- By Thomas E. RicksThomas E. Ricks covered the U.S. military for the Washington Post from 2000 through 2008. He can be reached at firstname.lastname@example.org.
By Jim Gourley
Best Defense all-star team
Sometimes we can stare at a problem until we lose perspective of its framework. In the contemporary debates over drone warfare and domestic surveillance, all our focus is drawn to tangential arguments such as confirmation of signatures and posse comitatus, distracting us from essential fundamental considerations. How do the values of our armed forces inform their relationship to technology? How does our sense of moral obligation to allies and enemies extend into the virtual world and the conduct of cyber warfare? Just how reliant is society on the military for its security, and how reliant is the military on society for its dominance in innovative capacity? When does the balance of those needs necessitate the military’s influence on the direction of civilian society? These questions are somewhat esoteric, but they shape the underlying philosophy that guides our most important decisions.
They are also the ones that get shoved into the background of more immediate matters. That is what makes Corey Mead’s War Play such a brilliantly refreshing work. Though its subject, the history of the military’s use of video games, seems innocuous, Mead provides a revealing historical perspective that calls attention to its importance, benefits and consequences all at once. Like an actual video game, War Play gives the reader an opportunity to disconnect from “real world” concerns and enjoy viewing things in a lighter, more entertaining context. But also like its subject, War Play is much closer to the real thing than one might expect, and shows how the same dilemmas apply to both Stuxnet and “America’s Army.”
At a svelte 198 pages, this book wastes no time with extraneous commentary. From the beginning, Mead launches into the history of the military’s and video game industry’s influence on each other. Interestingly, this relationship begins with the military’s long-running involvement in the American education system. He paints a picture of a large governmental agency that created numerous materials and programs for war that were repurposed into highly successful civilian applications. That agency in turn often uses those products as leverage to access potential service members, both for the purpose of recruitment and educational preparation.
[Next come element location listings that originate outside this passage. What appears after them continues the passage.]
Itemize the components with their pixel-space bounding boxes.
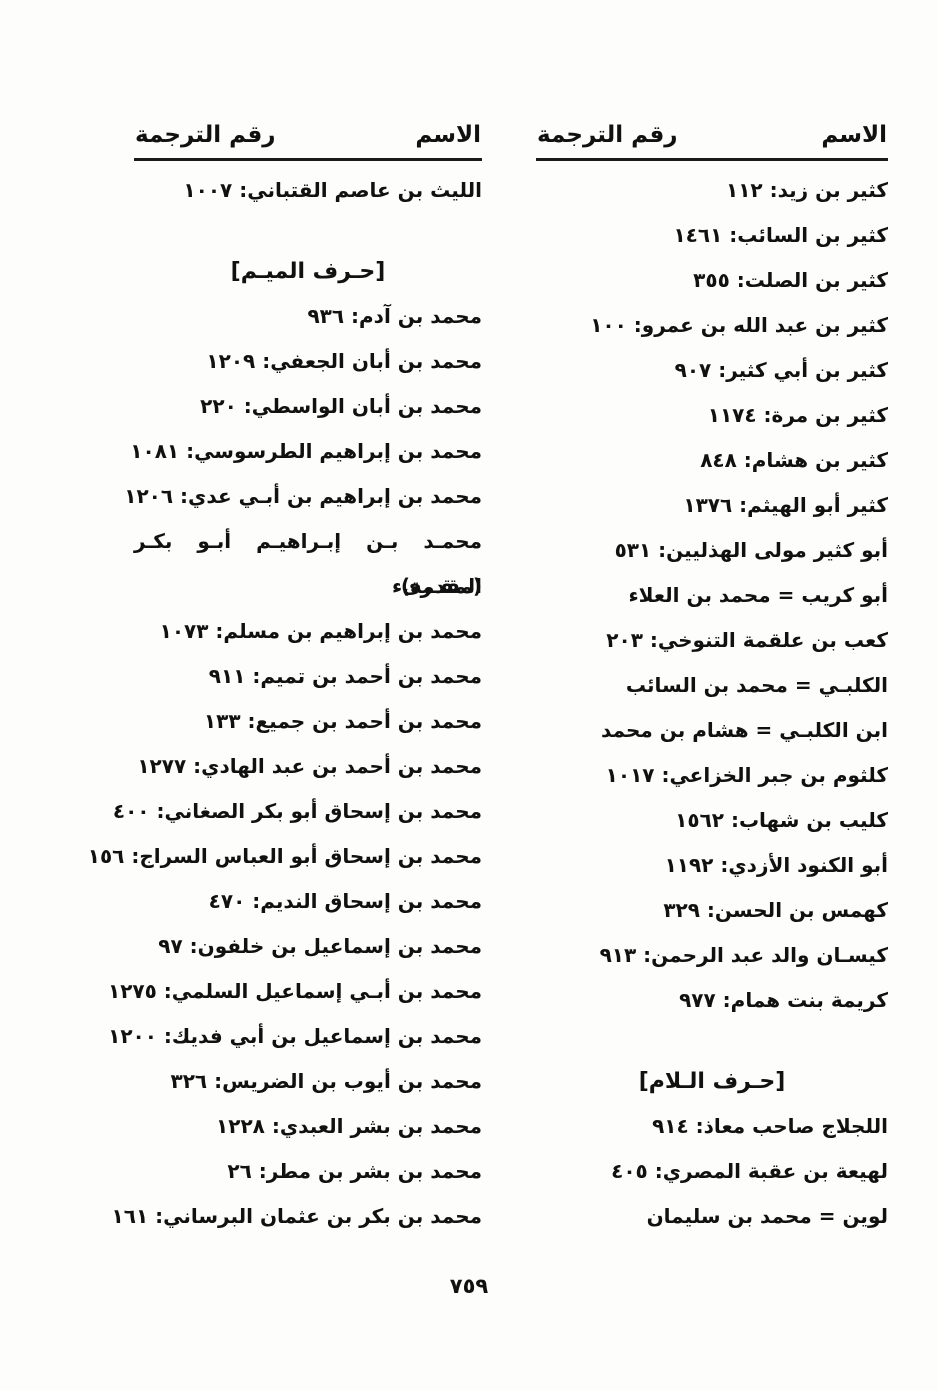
index-entry: كريمة بنت همام: ٩٧٧	[679, 988, 888, 1012]
index-entry: كثير بن مرة: ١١٧٤	[707, 403, 888, 427]
index-entry: اللجلاج صاحب معاذ: ٩١٤	[652, 1114, 888, 1138]
index-entry: أبو كريب = محمد بن العلاء	[628, 583, 888, 607]
index-entry: محمد بن إسماعيل بن أبي فديك: ١٢٠٠	[108, 1024, 482, 1048]
index-entry: كهمس بن الحسن: ٣٢٩	[663, 898, 888, 922]
index-entry: ابن الكلبـي = هشام بن محمد	[601, 718, 888, 742]
index-entry: محمد بن بشر بن مطر: ٢٦	[227, 1159, 482, 1183]
index-entry: الليث بن عاصم القتباني: ١٠٠٧	[183, 178, 482, 202]
name-column-label: الاسم	[821, 122, 887, 148]
index-entry: كليب بن شهاب: ١٥٦٢	[675, 808, 888, 832]
index-entry: محمد بن أحمد بن عبد الهادي: ١٢٧٧	[137, 754, 482, 778]
name-column-label: الاسم	[415, 122, 481, 148]
index-column-left: الاسم رقم الترجمة الليث بن عاصم القتباني…	[87, 122, 482, 1239]
index-entry: كيسـان والد عبد الرحمن: ٩١٣	[599, 943, 888, 967]
entry-list: كثير بن زيد: ١١٢ كثير بن السائب: ١٤٦١ كث…	[536, 161, 888, 1239]
index-entry: محمد بن أبان الجعفي: ١٢٠٩	[206, 349, 482, 373]
header-rule	[536, 158, 888, 161]
index-entry: كثير بن زيد: ١١٢	[726, 178, 888, 202]
index-entry: محمد بن إسحاق أبو العباس السراج: ١٥٦	[87, 844, 482, 868]
column-header: الاسم رقم الترجمة	[134, 122, 482, 158]
index-entry: كعب بن علقمة التنوخي: ٢٠٣	[606, 628, 888, 652]
index-entry: محمد بن أبان الواسطي: ٢٢٠	[200, 394, 482, 418]
index-entry: لهيعة بن عقبة المصري: ٤٠٥	[611, 1159, 888, 1183]
letter-section-heading-mim: [حـرف الميـم]	[230, 259, 386, 284]
index-column-right: الاسم رقم الترجمة كثير بن زيد: ١١٢ كثير …	[536, 122, 888, 1239]
index-entry: محمد بن بكر بن عثمان البرساني: ١٦١	[111, 1204, 482, 1228]
index-entry: محمد بن إسماعيل بن خلفون: ٩٧	[158, 934, 482, 958]
index-entry: الكلبـي = محمد بن السائب	[625, 673, 888, 697]
index-entry: أبو كثير مولى الهذليين: ٥٣١	[614, 538, 888, 562]
index-entry: كثير بن هشام: ٨٤٨	[700, 448, 888, 472]
index-entry: محمد بن إبراهيم بن مسلم: ١٠٧٣	[159, 619, 482, 643]
index-entry: أبو الكنود الأزدي: ١١٩٢	[664, 853, 888, 877]
index-entry: محمد بن إسحاق أبو بكر الصغاني: ٤٠٠	[112, 799, 482, 823]
index-entry: محمد بن أيوب بن الضريس: ٣٢٦	[170, 1069, 482, 1093]
index-entry: محمد بن آدم: ٩٣٦	[307, 304, 482, 328]
index-entry-continuation: (مقدمة)	[400, 574, 482, 598]
letter-section-heading-lam: [حـرف الـلام]	[638, 1069, 786, 1094]
index-entry: كثير بن السائب: ١٤٦١	[673, 223, 888, 247]
entry-number-column-label: رقم الترجمة	[537, 122, 678, 148]
header-rule	[134, 158, 482, 161]
index-entry: محمد بن إبراهيم الطرسوسي: ١٠٨١	[130, 439, 482, 463]
entry-number-column-label: رقم الترجمة	[135, 122, 276, 148]
index-entry: كثير بن عبد الله بن عمرو: ١٠٠	[590, 313, 888, 337]
index-entry: محمد بن أبـي إسماعيل السلمي: ١٢٧٥	[108, 979, 482, 1003]
entry-list: الليث بن عاصم القتباني: ١٠٠٧ [حـرف الميـ…	[87, 161, 482, 1239]
index-entry: كثير بن أبي كثير: ٩٠٧	[674, 358, 888, 382]
index-entry: محمد بن أحمد بن جميع: ١٣٣	[203, 709, 482, 733]
index-entry: محمد بن إسحاق النديم: ٤٧٠	[208, 889, 482, 913]
column-header: الاسم رقم الترجمة	[536, 122, 888, 158]
index-entry: لوين = محمد بن سليمان	[646, 1204, 888, 1228]
index-entry: محمد بن أحمد بن تميم: ٩١١	[208, 664, 482, 688]
page-number: ٧٥٩	[449, 1274, 489, 1298]
index-entry: محمد بن بشر العبدي: ١٢٢٨	[216, 1114, 482, 1138]
index-entry: كثير أبو الهيثم: ١٣٧٦	[683, 493, 888, 517]
index-entry: كثير بن الصلت: ٣٥٥	[693, 268, 888, 292]
index-entry: محمـد بـن إبـراهيـم أبـو بكـر المقـرىء	[134, 529, 482, 598]
index-entry: محمد بن إبراهيم بن أبـي عدي: ١٢٠٦	[124, 484, 482, 508]
index-entry: كلثوم بن جبر الخزاعي: ١٠١٧	[605, 763, 888, 787]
According to Mead, it began when George Washington initiated a literacy program in Valley Forge using the Bible as its textbook, and continues today as the military introduces video simulations of firing ranges and missile launchers to schools to help with physics– and put military-themed materials in front of kids in schools that are otherwise hostile to recruiters.
Perhaps the most revelatory part of the book is the section Mead dedicates exclusively to the video game “America’s Army.” From the genesis of its concept, to the bitter arguments from military programmers that emphasizing Army values would make the game unappealing to kids and efforts by the Pentagon to defund it, to its achievement as the greatest recruiting tool in Army history and further commercial success, Mead uses the story of this single game as a microcosm of his entire narrative, and by proxy for the military’s relationship with technology as it enters the 21st century.
The work is not without its flaws. At times Mead leaps to conclusions outside the concern of his primary theses and without substantiating evidence. He claims more than once that the modern video game industry would not be as sophisticated or large as it is were it not for the enormous amount of patronage it received from the military. It’s a bit of a reach without any consideration of other forces in the game industry, like a certain Italian plumber from Japan. Likewise, Mead is given to singing the praises of the modern gamer-cum-soldier rather than scrutinizing him. He discusses the psychological advantages a gamer has in the modern dynamic battlefield environment — multitasking, greater ability to think quickly and filter sensory input– only in the context of actual hostilities. He does not question whether a gamer-warrior is more or less adept at the more common tasks associated with COIN.
But these are momentary lapses. In the grand scheme of the work, Mead never forgets that the important items are those that connect games to every other defense-related tech endeavor. He drives this message home when he pivots on a quotation from Orson Scott Card’s masterpiece Ender’s Game, acknowledging the dilemma that arises when we make games more like war, war more like games, and encourage children to play games all at once. Like many other technological enterprises within the Defense Department, the history of games’ successes and failures is haphazard and demonstrates a lack of a cohesive strategy aimed at clear objectives, making the future vulnerable and the military its own worst enemy. This is War Play ‘s greatest achievemen t– an examination of a process unblemished by debates attached to the product. In that regard, it may be as valuable to the present state of controversial technologies as it is prescient of future ones.